Suara yang mengawang dan beradu dengan gemerisik angin yang mengenai dedaunan itu terdengar bersih dan apik. Pemiliknya kini tengah menatap pada kabut tebal yang menyelimuti taman, yang tetap tak mau kalah beradu dengan sinar matahari musim semi yang masih asing untuk kembali menerangi bumi. Minhyung tampak melebur pada apa yang taman istana sajikan, dan tubuhnya yang stagnan seolah tak menghalangi jiwanya untuk tenggelam dan terbenam dalam elemen tak kasat mata yang memeluknya; libayu yang dingin dan semerbak harum dedaunan.

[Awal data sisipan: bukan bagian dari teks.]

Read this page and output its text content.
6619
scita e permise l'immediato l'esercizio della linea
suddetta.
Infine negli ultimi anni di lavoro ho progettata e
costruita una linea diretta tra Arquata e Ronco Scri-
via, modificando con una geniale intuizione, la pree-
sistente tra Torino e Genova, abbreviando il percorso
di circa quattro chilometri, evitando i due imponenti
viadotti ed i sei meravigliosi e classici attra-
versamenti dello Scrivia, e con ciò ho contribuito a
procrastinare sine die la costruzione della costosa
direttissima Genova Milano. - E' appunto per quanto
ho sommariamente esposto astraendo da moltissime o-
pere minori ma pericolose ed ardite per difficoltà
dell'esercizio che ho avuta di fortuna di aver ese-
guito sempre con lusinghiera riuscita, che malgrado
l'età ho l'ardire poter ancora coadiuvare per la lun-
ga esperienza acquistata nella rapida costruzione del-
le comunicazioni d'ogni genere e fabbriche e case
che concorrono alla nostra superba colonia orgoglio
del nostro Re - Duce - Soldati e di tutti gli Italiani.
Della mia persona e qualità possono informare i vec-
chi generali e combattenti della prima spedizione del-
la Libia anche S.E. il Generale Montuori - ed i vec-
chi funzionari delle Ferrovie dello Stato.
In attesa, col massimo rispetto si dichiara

"Aku tidak menyangka kau akan segera menjadi ayah."

"Aku juga tidak menyangka."

Yang menjadi teman bicara kurang dari setengah jamnya mulai angkat suara, meski dengan penanggapan yang singkat. Lelaki itu menyeringai saat Minhyung menatapnya dan mengerutkan alis penuh rasa ingin tahu.

"Bagaimana perasaanmu?"

"Seperti yang kau lihat," Pangeran mahkota membusungkan dadanya dan seringaiannya terlihat semakin lebar setelah itu, "aku senang, tentu saja. Itu suatu reputasi yang baik kan untuk istana?"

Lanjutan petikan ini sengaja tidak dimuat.